Christian Theocratic Views?
Yesterday, I openly wondered about where Professor Kenneth Elzinga would draw the line between religion and state. I still have no idea about that, but I have long argued that a fundamental precept of Western Civilization is the distinction between two realms, the sacred and the secular, a distinction perhaps ultimately grounded in Mark 12:17:
Render to Caesar the things that are Caesar's, and to God the things that are God's. (King James Version)Since Mark and its synoptic parallels (Matthew 22:21, Luke 20:25) attribute this distinction to Jesus, it has the founder's blessing and thus offers legitimacy to the secular sphere. Of course, my point depends upon these words being void of irony, but even if meant in earnest, the hermeneut still faces the question as to where the line is best drawn between the secular realm of Caesar and the sacred realm of God.

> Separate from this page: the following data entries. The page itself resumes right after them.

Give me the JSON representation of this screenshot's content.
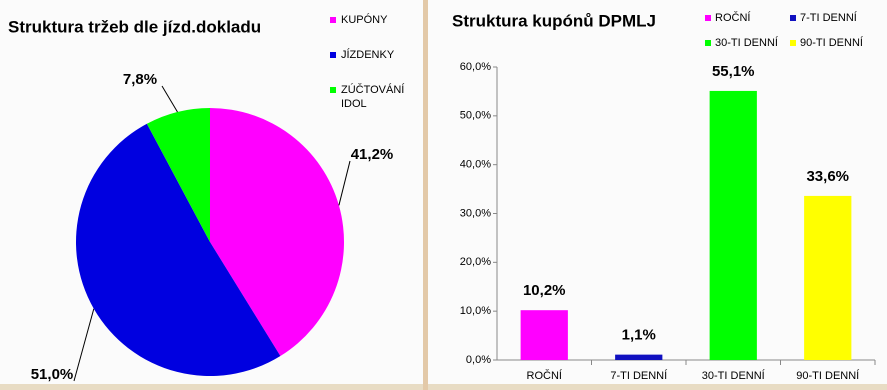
{
  "chart_data": [
    {
      "type": "pie",
      "title": "Struktura tržeb dle jízd.dokladu",
      "categories": [
        "KUPÓNY",
        "JÍZDENKY",
        "ZÚČTOVÁNÍ IDOL"
      ],
      "values": [
        41.2,
        51.0,
        7.8
      ],
      "value_labels": [
        "41,2%",
        "51,0%",
        "7,8%"
      ],
      "colors": [
        "#ff00ff",
        "#0000e0",
        "#00ff00"
      ],
      "legend": "right"
    },
    {
      "type": "bar",
      "title": "Struktura kupónů DPMLJ",
      "categories": [
        "ROČNÍ",
        "7-TI DENNÍ",
        "30-TI DENNÍ",
        "90-TI DENNÍ"
      ],
      "values": [
        10.2,
        1.1,
        55.1,
        33.6
      ],
      "value_labels": [
        "10,2%",
        "1,1%",
        "55,1%",
        "33,6%"
      ],
      "colors": [
        "#ff00ff",
        "#1010c0",
        "#00ff00",
        "#ffff00"
      ],
      "ylim": [
        0,
        60
      ],
      "yticks": [
        {
          "value": 0,
          "label": "0,0%"
        },
        {
          "value": 10,
          "label": "10,0%"
        },
        {
          "value": 20,
          "label": "20,0%"
        },
        {
          "value": 30,
          "label": "30,0%"
        },
        {
          "value": 40,
          "label": "40,0%"
        },
        {
          "value": 50,
          "label": "50,0%"
        },
        {
          "value": 60,
          "label": "60,0%"
        }
      ],
      "grid": false,
      "legend": "top"
    }
  ]
}
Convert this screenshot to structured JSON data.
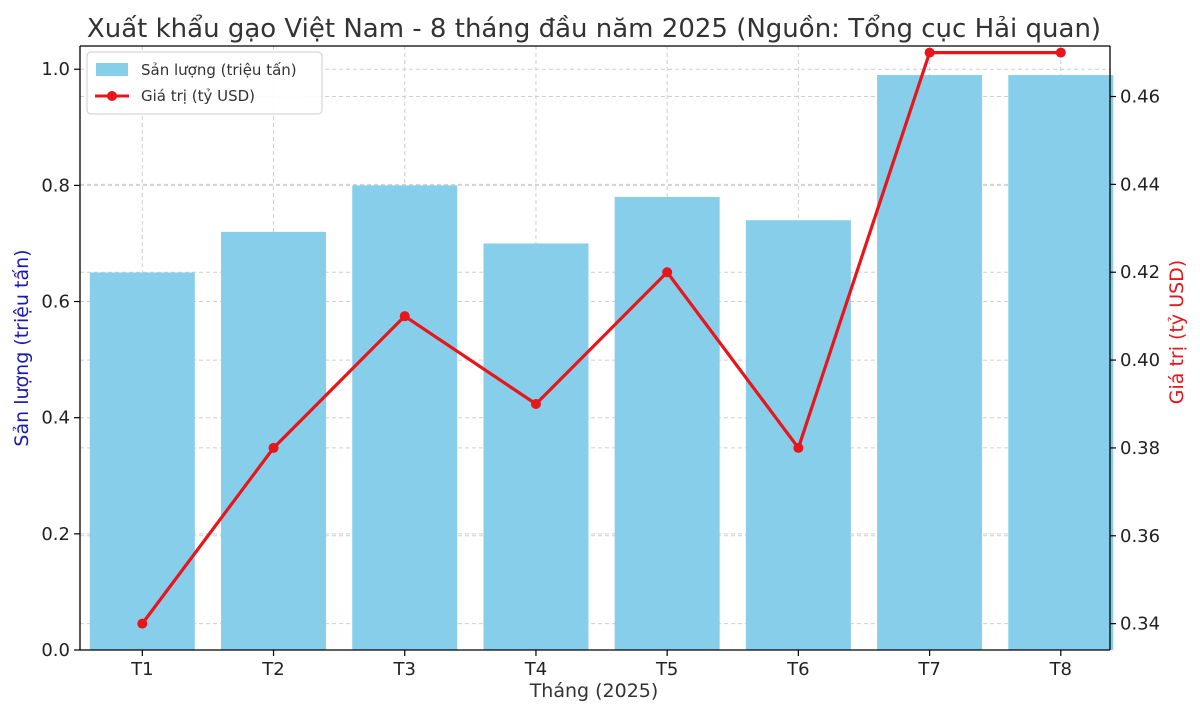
{
  "chart_data": {
    "type": "bar+line",
    "title": "Xuất khẩu gạo Việt Nam - 8 tháng đầu năm 2025 (Nguồn: Tổng cục Hải quan)",
    "xlabel": "Tháng (2025)",
    "categories": [
      "T1",
      "T2",
      "T3",
      "T4",
      "T5",
      "T6",
      "T7",
      "T8"
    ],
    "series": [
      {
        "name": "Sản lượng (triệu tấn)",
        "type": "bar",
        "axis": "left",
        "color": "#87CEEB",
        "values": [
          0.65,
          0.72,
          0.8,
          0.7,
          0.78,
          0.74,
          0.99,
          0.99
        ]
      },
      {
        "name": "Giá trị (tỷ USD)",
        "type": "line",
        "axis": "right",
        "color": "#E8151B",
        "values": [
          0.34,
          0.38,
          0.41,
          0.39,
          0.42,
          0.38,
          0.47,
          0.47
        ]
      }
    ],
    "y_left": {
      "label": "Sản lượng (triệu tấn)",
      "color": "#1a1ab0",
      "range": [
        0,
        1.04
      ],
      "ticks": [
        "0.0",
        "0.2",
        "0.4",
        "0.6",
        "0.8",
        "1.0"
      ]
    },
    "y_right": {
      "label": "Giá trị (tỷ USD)",
      "color": "#E8151B",
      "range": [
        0.334,
        0.4715
      ],
      "ticks": [
        "0.34",
        "0.36",
        "0.38",
        "0.40",
        "0.42",
        "0.44",
        "0.46"
      ]
    },
    "grid": true,
    "legend_position": "top-left"
  }
}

ἀπόδοτε τὰ Καίσαρος Καίσαρι καὶ τὰ τοῦ θεοῦ τῷ θεῷ (Textus Receptus)
Some Christians, in fact, appear to think that the secular sphere ought to be very restricted. Immediately after posting yesterday's blog entry, which touched on the state-religion distinction, I received a Christianity Today article written by Christine A. Scheller, "Connoisseur for Christ: Roberta Green Ahmanson" (January 19, 2011), which offers a complex portrait of a very wealthy couple, Howard and Roberta Ahmanson, who fund a large number of conservative Christian causes. I say "complex" because they also fund the arts, and not a narrowly circumscribed version either. Read the article to learn about that.
What interests me today is the charge that the couple support theocratic views of Christianity. Let me offer a couple of quotes that -- as with yesterday's quotes -- I again lift from their context:
[I]n a scathing 2004 Salon profile of Howard, "Avenging Angel of the Religious Right," Max Blumenthal took pains to show that the Ahmansons' ultimate goals are theocratic, a charge that has been widely disseminated. Roberta at once denies and defends the claim: "I never was, and I don't know if Howard ever was either. I'm afraid to say this, but also, what would be so bad about it?"That last point is the sort of reply that worries me: "what would be so bad about" theocracy? What would be bad about some politicians claiming to speak for God and rule in his name? That would be bad enough, but the devil is in the details:
Ahmanson is equally unflinching in her defense of [the Christian Reconstructionist, Rousas John] Rushdoony, controversial in part for his belief that the Levitical laws should be applied in modern society. Roberta claims he wasn't "the ogre" he was made out to be and explains his theodicy as a response to his family's flight from the Armenian genocide in Turkey. "His whole life project was to try to figure out what could protect you. In the end, he came down to the only thing that is solid is God's law. Well, you say the word law in the 20th or 21st century, and people break out in a rash."I wonder if "theodicy" is a misprint for "theocracy," since the latter is precisely what the application of the Levitical laws to society would mean. Anyway, people don't break out in a rash over the word "law" -- the "rule of law" is what most people want. What people are 'allergic' to, however, is a law that mandates stoning for adultery, among other divinely proscribed offenses. Ms. Ahmanson's response doesn't take the issue seriously enough.
Now, I don't know precisely what Ms. Ahmanson's views actually are, and I'm not out to attack her, nor do I know much about Rousas John Rushdoony. Rather, I'm simply trying to orient myself concerning a Christian version of what I consider the Islamist danger.
I suppose that the next step is to look into Christian Reconstructionism.